Writer's picture: 江夏 泰治郎江夏 泰治郎

こちらの現場は近所に別のお得意様がおられて、そこをよく通られる時にそちらのお庭を見てお気に入りいただいたということでご指名いただき造園をさせていただくこととなりました。比較的新しい建物とお庭・アプローチがあるもののお庭がお気に入りではないということで、一新して庭を作り変えてほしいというご依頼でした。確かにアプローチは樹脂コーティングされた砂利敷、石積みは石の目地をモルタルで塗り固められたもの(モルタルの面積のほうが大きい?)で道路から見える”顔”と言える部分が残念な状態でした。一番初めにこれらを取り除くことから始めましたが、ことさら頑丈に作られていたので大変骨が折れました。特にアプローチはワイヤーメッシュ入りの厚いモルタルで固められていて、車や重機が通ってもいい位のもので、人が行き来するという用途からするとオーバースペックなものでした。愚痴はここまでとして、今回造園した内容に関してご紹介できればと思います。

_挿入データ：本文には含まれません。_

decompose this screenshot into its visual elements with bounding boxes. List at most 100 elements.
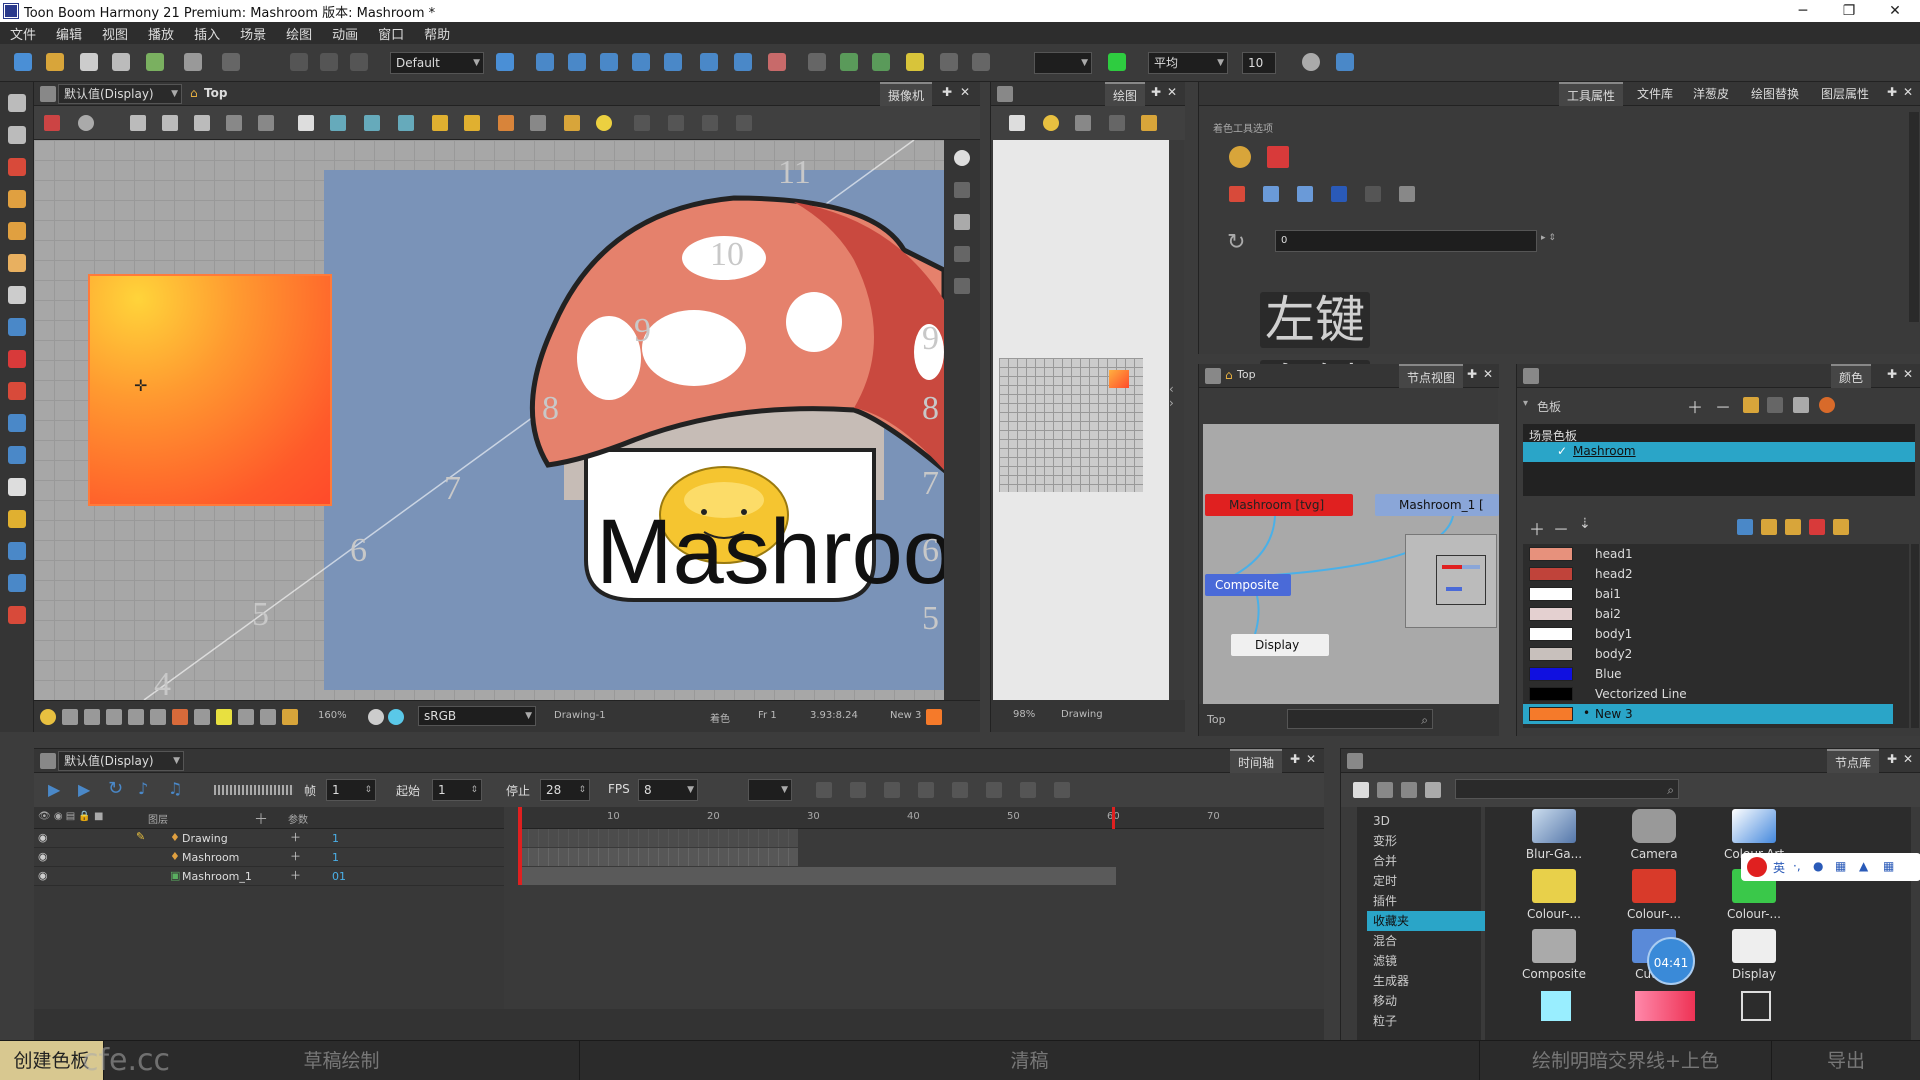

 以前は御影のごろた石で積まれていたものを、いわゆる雑石と和良石を組み合わせいろんな種類の石を組み合わせ積んでいきました。距離や高さがそれほどないので今回は30cmまでの小さなサイズの石のみで積みます。大小の石をバランスよく強固に積み上げ落ち着いた自然ふうな仕上げとしていきます。裏はモルタルで止めていきますが、表面にはモルタルが見えないようにします。アプローチを挟んで二箇所の石積みを設けました。

 石積みが完成すると次はアプローチ工事です。厚いモルタルの層を取り除き、枠板で範囲を決定し、御影の板石を位置決めし張り石の骨格を決め、張り石(今回は鉄平石)の大きなサイズのものを大まかに配置した後中〜小サイズの張り石をしていきます。目地幅をなるべく一定に保ち丁寧に一枚一枚据えていきます。今回のアプローチは延段風でいわゆる”行の延段”で少しくだけた印象を受けるような仕上げとなりました。玄関まで直線ではなく短冊を一部重ねて並べたように形状を決定し、リズミカルに景色に変化をつけました。

 既存の植物(モミジ・サルスベリ・玉竜など)はなるべく再利用し、あらたにアオダモやアズキナシ・オトコヨウゾメなど雑木類を主体とした樹木を植栽しました。道路側の庭には足元にコグマザサを植栽し雑木林の中の雰囲気を持たせ、アプローチは全体にスギゴケを敷き詰め京都風の小道の感覚を出しつつも、植栽は雑木類であるため柔らかい印象です。

 他には目隠しに黒竹を列植させたり、裏庭の小さなスペースにはマンサクを植栽しました。建物や塀に囲まれたこのスペースに早春マンサクの黄色い花は目がさめるようで、点景としていい役割を果たしています。

 造園を終えて、お庭の改造の楽しさと難しさを身を以て感じることができ、いい経験となりました。全体の出来栄えもほぼイメージどおりとなり、お施主様にも喜んでいただいて大変幸せであります。